Il appartient donc au juge de vérifier la proportionnalité entre le droit de la preuve et le droit au respect de la vie privée, mais également que la preuve rapportée de manière illicite n’aurait pas pu être faite par un moyen alternatif, plus respectueux de la vie privée (Cass, soc, 10 novembre 2021, n°20-12.263).
Dans un arrêt récent, la chambre criminelle de la Cour de Cassation a suivi un raisonnement similaire, et a jugé que l’enregistrement de l’entretien préalable au licenciement, réalisé par le délégué syndical assistant le salarié, à l’insu de l’employeur, ne pouvait être écarté au nom du droit au respect de la vie privée, dès lors qu’il n’était « pas de nature à porter atteinte à l’intimité de sa vie privée, quand bien même les propos enregistrés qu’il incrimine auraient été tenus dans un lieu privé » (Cass. Crim., 12 avril 2023, n° 22-83.581, F-D.).
Face à ces positions de plus en plus permissives, la tentation pourrait être grande, pour les employeurs comme pour les salariés, de systématiser le recours à l’enregistrement illicite pour établir le manquement de leur adversaire à l’insu de celui-ci.
Chacun devra toutefois garder à l’esprit que cette preuve est à « double-tranchant ».
En premier lieu, l’enregistrement d’une personne à son insu est, conformément à l’article 226-1 du Code pénal, passible de sanctions pénales, mais peut également donner lieu à une demande de réparation du préjudice subi.
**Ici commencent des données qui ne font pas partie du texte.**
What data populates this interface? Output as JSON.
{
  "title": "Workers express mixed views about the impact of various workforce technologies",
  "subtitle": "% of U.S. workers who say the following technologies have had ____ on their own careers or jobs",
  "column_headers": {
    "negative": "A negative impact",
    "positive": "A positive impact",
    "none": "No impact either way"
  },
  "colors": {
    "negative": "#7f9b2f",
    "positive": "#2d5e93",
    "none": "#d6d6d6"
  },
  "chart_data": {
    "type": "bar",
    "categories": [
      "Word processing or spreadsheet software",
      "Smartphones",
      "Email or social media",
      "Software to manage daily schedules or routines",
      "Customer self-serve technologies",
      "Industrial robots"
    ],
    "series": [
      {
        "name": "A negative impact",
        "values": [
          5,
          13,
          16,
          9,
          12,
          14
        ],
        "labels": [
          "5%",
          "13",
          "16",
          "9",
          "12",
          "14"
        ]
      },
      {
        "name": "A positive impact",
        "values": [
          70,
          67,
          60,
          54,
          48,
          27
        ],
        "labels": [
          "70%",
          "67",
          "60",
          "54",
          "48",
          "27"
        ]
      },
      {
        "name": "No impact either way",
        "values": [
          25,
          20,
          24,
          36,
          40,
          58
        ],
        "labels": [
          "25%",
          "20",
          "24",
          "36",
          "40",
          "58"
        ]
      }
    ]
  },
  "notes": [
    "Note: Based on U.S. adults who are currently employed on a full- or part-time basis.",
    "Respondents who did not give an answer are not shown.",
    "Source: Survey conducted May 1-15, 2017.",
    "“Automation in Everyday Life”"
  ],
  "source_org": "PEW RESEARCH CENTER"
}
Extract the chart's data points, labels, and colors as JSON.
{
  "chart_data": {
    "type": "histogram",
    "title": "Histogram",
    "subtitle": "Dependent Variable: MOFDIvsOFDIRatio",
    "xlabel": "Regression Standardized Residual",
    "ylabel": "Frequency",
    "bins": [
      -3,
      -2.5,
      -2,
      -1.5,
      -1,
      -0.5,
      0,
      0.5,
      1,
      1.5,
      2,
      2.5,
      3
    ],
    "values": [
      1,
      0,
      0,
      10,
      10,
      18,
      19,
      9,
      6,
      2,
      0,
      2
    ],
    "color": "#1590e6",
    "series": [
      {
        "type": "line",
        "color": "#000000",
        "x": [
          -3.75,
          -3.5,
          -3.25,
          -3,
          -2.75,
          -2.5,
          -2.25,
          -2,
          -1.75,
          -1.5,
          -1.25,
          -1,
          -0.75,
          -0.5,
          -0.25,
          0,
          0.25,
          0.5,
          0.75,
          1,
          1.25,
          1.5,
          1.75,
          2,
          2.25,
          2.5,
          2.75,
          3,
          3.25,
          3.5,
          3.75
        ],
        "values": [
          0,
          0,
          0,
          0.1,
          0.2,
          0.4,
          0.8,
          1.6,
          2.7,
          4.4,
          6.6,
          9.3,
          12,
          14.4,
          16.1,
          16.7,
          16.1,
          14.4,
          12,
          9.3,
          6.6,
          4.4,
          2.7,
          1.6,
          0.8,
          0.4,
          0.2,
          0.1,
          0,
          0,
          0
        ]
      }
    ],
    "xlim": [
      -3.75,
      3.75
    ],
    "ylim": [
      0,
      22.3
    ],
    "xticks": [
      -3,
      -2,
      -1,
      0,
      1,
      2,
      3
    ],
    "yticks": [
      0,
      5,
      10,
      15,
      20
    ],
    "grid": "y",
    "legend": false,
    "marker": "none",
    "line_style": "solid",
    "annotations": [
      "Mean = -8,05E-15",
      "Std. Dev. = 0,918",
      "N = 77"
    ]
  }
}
Par ailleurs, la preuve obtenue ne sera recevable qu’à des conditions strictes et peut sérieusement entacher la crédibilité de celui qui s’en prévaut de manière inappropriée.
Il convient donc de n’utiliser des moyens de preuve illicites que lorsque la situation l’exige véritablement, et de n’en faire usage qu’avec la plus grande prudence.